About me

I am a PhD Candidate in the University of Arizona College of Information Science, with an interdisciplinary minor in Social, Cultural, & Critical Theory (SCCT). Expected graduation date is Spring 2026, with dissertation defense scheduled for April.


Research interests

Being an academic librarian for over 15 years, and continuing to work full-time while completing my PhD work, I am interested in studying perceptions, impact, and valuation of academic library labor through various critical and interdisciplinary lenses. From my specialization as a library educator, I examine material impacts on the doubly feminized and devalued labor of library instruction.


Dissertation research

Title: Materializations of the value gaze: A poststructural analysis of academic library instruction value discourse in policy and practice

Abstract: This study problematizes academic library value dominant discourse–or, the advised obligation toward demonstrating the library’s impact to campus using audit practices–through a Foucauldian-influenced poststructural analysis. Calls to demonstrate library value intensified with the commissioned 2010 Value of Academic Libraries (VAL) Report published by the Association of College & Research Libraries. Audit has been installed in higher education to operationalize divestment from public goods as reinforced by discourses of responsibilization and deficit. As a manifestation of audit culture, I position Kraus’ (2023) notion of the fantasy economy as a primary theoretical framework, which can be understood as ideological reframing of the disenfranchised labor market as the fault and responsibility of the education system. 

In alignment with such neoliberal reform projects, VAL’s rationalizing practices naturalize inevitability and urgency, making critique virtually unsayable and imagining otherwise consequently unrealized, which calls for problematization. The following research questions guide this inquiry: (1) How does library value discourse materialize in the field through policies & practices? (2) Do value policy artifacts produce disciplining effects on the design and implementation of library instruction programs? and (3) What is the network(s) of institutions, individuals, practices, and policies that govern library valuation projects?
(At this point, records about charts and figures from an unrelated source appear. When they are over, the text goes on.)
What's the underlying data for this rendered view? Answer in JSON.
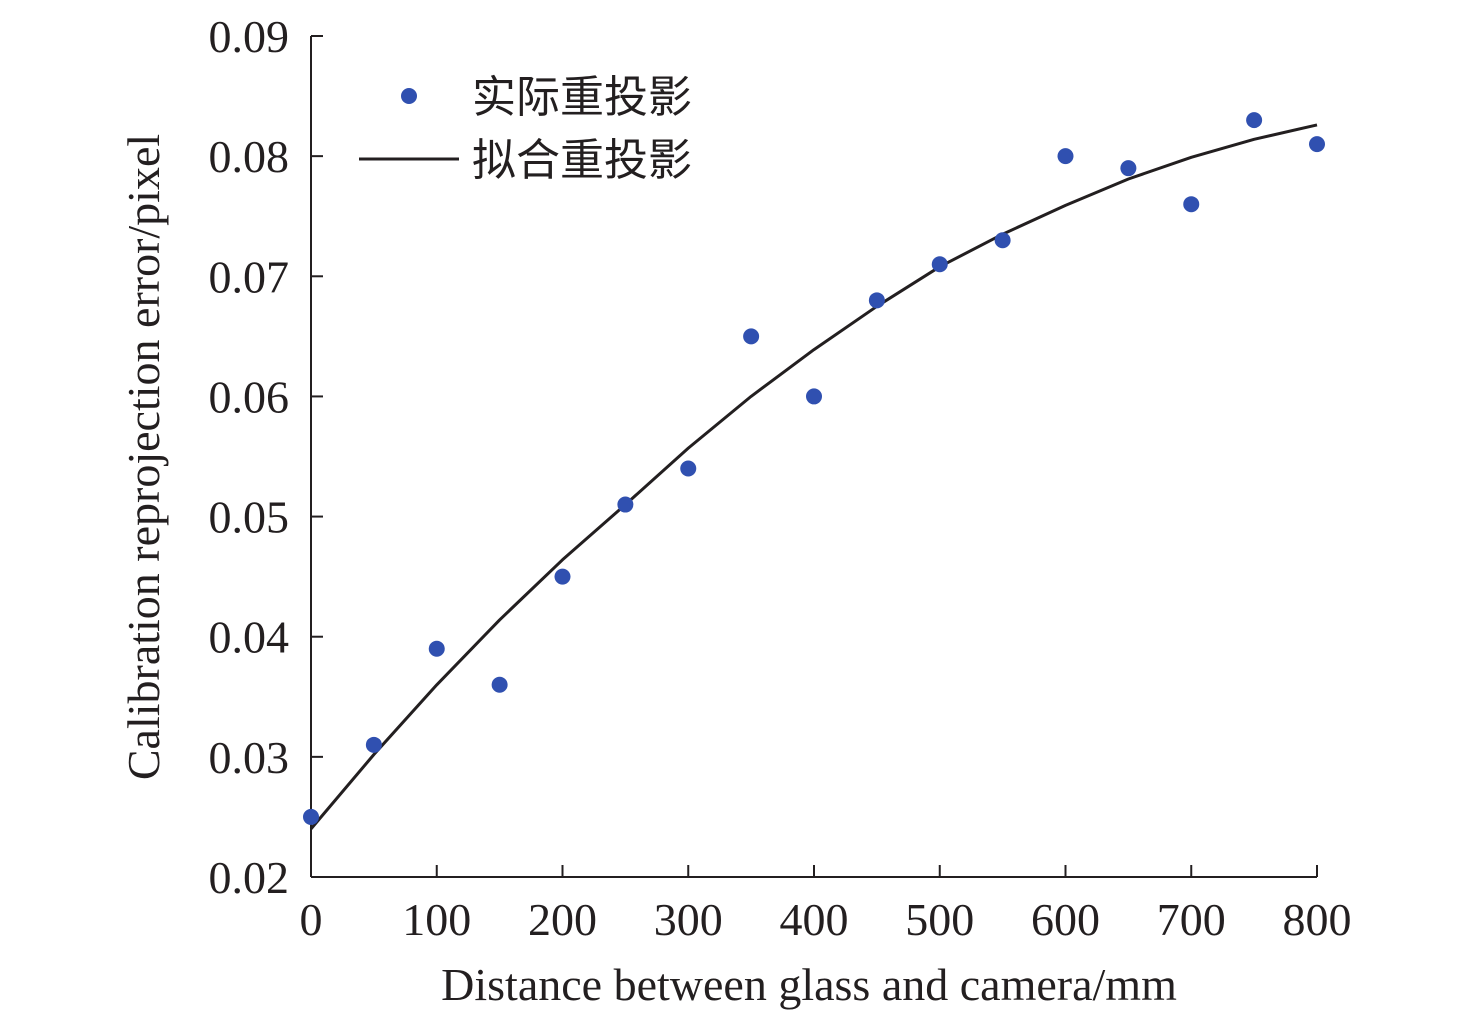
{
  "chart_data": {
    "type": "scatter",
    "xlabel": "Distance between glass and camera/mm",
    "ylabel": "Calibration reprojection error/pixel",
    "xlim": [
      0,
      800
    ],
    "ylim": [
      0.02,
      0.09
    ],
    "xticks": [
      "0",
      "100",
      "200",
      "300",
      "400",
      "500",
      "600",
      "700",
      "800"
    ],
    "yticks": [
      "0.02",
      "0.03",
      "0.04",
      "0.05",
      "0.06",
      "0.07",
      "0.08",
      "0.09"
    ],
    "grid": false,
    "legend_position": "top-left",
    "series": [
      {
        "name": "实际重投影",
        "kind": "scatter",
        "color": "#3050b0",
        "x": [
          0,
          50,
          100,
          150,
          200,
          250,
          300,
          350,
          400,
          450,
          500,
          550,
          600,
          650,
          700,
          750,
          800
        ],
        "y": [
          0.025,
          0.031,
          0.039,
          0.036,
          0.045,
          0.051,
          0.054,
          0.065,
          0.06,
          0.068,
          0.071,
          0.073,
          0.08,
          0.079,
          0.076,
          0.083,
          0.081
        ]
      },
      {
        "name": "拟合重投影",
        "kind": "line",
        "color": "#231f20",
        "x": [
          0,
          50,
          100,
          150,
          200,
          250,
          300,
          350,
          400,
          450,
          500,
          550,
          600,
          650,
          700,
          750,
          800
        ],
        "y": [
          0.024,
          0.0302,
          0.036,
          0.0414,
          0.0464,
          0.051,
          0.0557,
          0.06,
          0.0639,
          0.0675,
          0.0708,
          0.0735,
          0.0759,
          0.0781,
          0.0799,
          0.0814,
          0.0826
        ]
      }
    ]
  }
}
Applying Bacchi’s “What is the Problem Represented to be?” (WPR) policy discourse analysis framework, empirical analysis of a 21-document corpus and nine practitioner interviews shows that VAL’s purported advocacy remains in the potential rather than the actual, and runs counter to practitioner experiences of material outcomes. 

Within the doubly-feminized subfield of academic library instruction, value discourse materializes in policy and practice through what I term the “value gaze”–a panoptic enterprise of seeking substantiations of value for audit, while also perpetually self-surveilling as anticipatory monitoring. VAL dominant discourse intertwines objectives from the fantasy economy into its rationalizing discourse, and rather than problematizing this power/knowledge configuration, VAL points to the library/librarians as not aligning to VAL’s moral imperatives. Going beyond particular approaches to assessment, this is a study on how calls for demonstrating value that uncritically reproduce reform in fact reinforce the very sociopolitical structures that work against advocacy efforts. Problematization of the dominant discourse and its disarmament of critique can offer the field an opportunity to engage in self-study on the approach to understanding value and how these projects can better materially advocate for workers.

Related presentations, publications, or awards:

(Upcoming) Presenting for the IASSIST QSSHDIG series, “Behind the scenes of qualitative data analysis” in April 2026

Title - Qualitative wayfinding: Dissertation reflections on poststructural analysis of academic library value discourse

Description - Qualitative research is flexible and allows the researcher to deeply engage with the context and nuance of their data. However, for many qualitative methodologies and methods, there is little guidance and the researcher can feel lost. The presenter for this session has used the qualitative methodology of poststructural discourse analysis for her dissertation research on “library value” discourse in academic libraries. Foucault (1972) essentially states that the work of poststructural discourse analysis is uncomfortable, and the researcher will not get reassurance or confirmation of success. In this session, the presenter will affirmatively attest to this experience and will share her journey of wayfinding through a confusing and exciting foray into poststructural methodologies. Using Taguette, Zotero, and Google docs in combination for data analysis, the presenter will also reflect on how our QDA technology can structure our thinking and how to consider these limitations. Additionally, she will share her thought process on using pseudonyms and what considerations should be wrapped up within insider expertise for studying marginalized professional fields.

(Past) Selected as a recipient of the annual SCCT Research Award, I presented my current work at the Graduate College’s Graduate Interdisciplinary Programs (GIDP) Research Showcase in December 2022 with a poster (“Problematizing the valuation of academic librarianship through the lens of the one-shot instruction model”) stemming from my work with the College & Research Libraries special issue on one-shots.